Agility Dies As Ontario Stiffens

While I was attending the Future of Work Summit with ICTC at the MaRS Centre in Toronto, just down the street Ontario’s teacher unions were having their yearly meetings.  The social media runoff from those meetings, and from Ontario Education in general, has been increasingly and overwhelmingly negative.  As I’m listening to talks about how to increase our flexibility and reduce institutional lag, the education system around me is going into a state of rigour mortis as it stiffens up to the point where nothing is acceptable and everything is rebuked out of hand.


In my time teaching in Ontario I’ve watched the provincial government break the law and end up paying millions in reparations as a result.  That mess was treated like a blip compared to what has been happening recently.  Before this new government even did anything we were warned that it was all going to hell.  Things went to hell with the previous government too, but that seemed to be ok because, ultimately, our unions had ongoing relationships with that government.  This is the first time I’ve seen Ontario education operating under a non-Liberal government and it isn’t pretty.  There was always some flexibility of approach previously, even when what has happening to us was ridiculous.  That flexibility is gone now.

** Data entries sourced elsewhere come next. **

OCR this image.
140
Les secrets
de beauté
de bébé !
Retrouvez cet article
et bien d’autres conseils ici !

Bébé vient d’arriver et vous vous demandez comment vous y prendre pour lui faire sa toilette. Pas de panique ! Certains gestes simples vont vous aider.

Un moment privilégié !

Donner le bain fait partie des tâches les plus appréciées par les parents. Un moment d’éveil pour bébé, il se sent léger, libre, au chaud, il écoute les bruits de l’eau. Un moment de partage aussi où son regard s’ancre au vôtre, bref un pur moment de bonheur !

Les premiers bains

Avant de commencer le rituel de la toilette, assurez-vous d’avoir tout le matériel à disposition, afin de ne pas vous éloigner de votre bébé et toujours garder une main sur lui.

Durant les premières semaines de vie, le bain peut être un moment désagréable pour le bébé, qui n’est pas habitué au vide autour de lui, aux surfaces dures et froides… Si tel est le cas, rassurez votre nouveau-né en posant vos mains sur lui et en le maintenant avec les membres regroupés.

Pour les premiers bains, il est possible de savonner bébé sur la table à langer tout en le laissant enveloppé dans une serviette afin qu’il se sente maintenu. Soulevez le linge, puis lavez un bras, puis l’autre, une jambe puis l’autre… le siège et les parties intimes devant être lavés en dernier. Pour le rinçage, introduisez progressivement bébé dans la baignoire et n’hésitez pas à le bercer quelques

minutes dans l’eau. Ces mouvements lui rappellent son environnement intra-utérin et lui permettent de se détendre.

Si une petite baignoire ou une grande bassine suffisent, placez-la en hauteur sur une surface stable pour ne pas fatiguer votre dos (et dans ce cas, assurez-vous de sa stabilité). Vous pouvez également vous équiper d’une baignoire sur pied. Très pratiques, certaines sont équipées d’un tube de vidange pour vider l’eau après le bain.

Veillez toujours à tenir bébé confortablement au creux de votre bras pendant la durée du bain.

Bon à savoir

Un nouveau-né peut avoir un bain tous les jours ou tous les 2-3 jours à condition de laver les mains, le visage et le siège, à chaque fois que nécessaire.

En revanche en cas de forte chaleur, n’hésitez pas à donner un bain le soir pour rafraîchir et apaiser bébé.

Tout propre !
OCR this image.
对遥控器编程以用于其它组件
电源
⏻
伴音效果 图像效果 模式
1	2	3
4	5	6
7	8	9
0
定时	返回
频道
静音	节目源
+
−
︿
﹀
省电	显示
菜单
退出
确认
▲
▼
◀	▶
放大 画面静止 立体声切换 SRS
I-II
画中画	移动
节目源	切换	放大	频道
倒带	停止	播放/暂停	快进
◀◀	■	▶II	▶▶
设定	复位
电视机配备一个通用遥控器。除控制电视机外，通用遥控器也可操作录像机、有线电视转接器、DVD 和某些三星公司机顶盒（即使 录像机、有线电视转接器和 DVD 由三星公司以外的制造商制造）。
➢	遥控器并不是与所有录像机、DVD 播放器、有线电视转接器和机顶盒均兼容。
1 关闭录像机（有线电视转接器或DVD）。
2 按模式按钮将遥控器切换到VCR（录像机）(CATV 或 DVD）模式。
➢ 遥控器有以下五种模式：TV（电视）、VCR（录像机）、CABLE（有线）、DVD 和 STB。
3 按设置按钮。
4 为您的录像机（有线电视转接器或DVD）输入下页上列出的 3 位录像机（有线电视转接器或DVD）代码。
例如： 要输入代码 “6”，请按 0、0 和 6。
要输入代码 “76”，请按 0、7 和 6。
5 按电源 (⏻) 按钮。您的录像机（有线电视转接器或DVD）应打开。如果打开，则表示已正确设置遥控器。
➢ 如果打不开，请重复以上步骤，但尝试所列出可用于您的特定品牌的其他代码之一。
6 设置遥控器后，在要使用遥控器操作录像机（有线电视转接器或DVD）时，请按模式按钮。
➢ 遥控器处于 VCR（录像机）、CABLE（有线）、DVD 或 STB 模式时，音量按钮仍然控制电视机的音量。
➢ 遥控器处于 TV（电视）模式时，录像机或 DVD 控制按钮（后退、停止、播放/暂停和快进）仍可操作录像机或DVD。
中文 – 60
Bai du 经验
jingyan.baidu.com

Rae and the NDP pushed up our debt, but so did Harris
and the PCs. Interesting that McGinty and the Liberals
were actually more fiscally conservative than the PCs
until it all went to hell in 2008. Ontario is as in debt as
it is because it spent billions bailing out private corporations
that were playing silly buggers with the economy.

I’m well aware of what happened the last time a ‘progressive’ conservative government ran Ontario education into the ground.  At that point it was described as a needed financial correction from the previous NDP government, but the Financial Times doesn’t graph it like that.  Mike Harris and his government sold off money makers like the 407 to balance a single year and look fiscally tight.  It’s that kind of self serving short sightedness in our elected officials that frustrates me.  What I find strange is that Ontario defaulted to conservative leadership for many years, and in that time could depend on governance that wasn’t populist and myopic, but recent attempts seem to be all about violent correction catering to special interests without any long term intentions.


Ontario needs to get a handle on its debt and we need a capable leader who is willing to lead by example to do it.  The problem with Ontarians is that they won’t vote for someone like that.  Instead they are swayed by buck a beer huxtering.


Frankly, I don’t care whether they are liberal, conservative or NDP, but I do care that it happens.  We’re paying billions servicing debts we can’t afford.  If it has to be austerity, then it needs to be austerity for all.  I’d be willing to buckle down and do my best with larger classes and lower budgets if I felt that everyone else wasn’t voting themselves higher living allowances and inventing redundant jobs for friends.


Squeezing the system generally won’t yield the kind of savings we need, and it damages learning conditions for students as well as teachers.  Ontario students are some of the best in the world.  If we’re willing to sacrifice that excellence to protect a UN sanctioned publicly funded semi-private religious school system, or a questionable standardized testing regime brought to us by an under-performing US model of education, then we’re damaging our excellence to protect inequity and keep ourselves buried in debt.  There are plenty of places we could save billions in Ontario education by making systemic change while protecting the learning conditions of students.  It is only because we are trapped by our history and our selfish, short-sighted, tail-chasing political system that we can’t make the changes needed to make Ontario more sustainable.


Attending that summit once again got me thinking about how relentlessly and aggressively the best private enterprises chase efficiency.  There is nothing sacred in that environment, it’s eat or be eaten.  That kind of focus really appeals to the technician in me who builds technology based on efficiency and efficacy, but it’s short sighted when dealing with public education.  


Working for a system that is ultimately led by politicians who are in turn being led by the short-sightedness of our electorate has never been anything but frustrating.  Watching this government shore up the money-sinks while at the same time hurting learners and damaging our performance isn’t new.  Previous governments did the exact same thing.  There is nothing revolutionary or different about what’s happening now, other than the mass centralization of opposition against it.


Ontario continues to sink deeper into debt even as we’re catering to special interests as we’ve always done.  Things could be better, but the system we have does nothing to encourage intelligent decision making.  If you’re looking for change in Ontario any time soon, you’re not going to see it.  In the meantime, Ontario will drag Canada out of the top 10 worldwide as we intentionally damage one of Ontario’s most popular exports.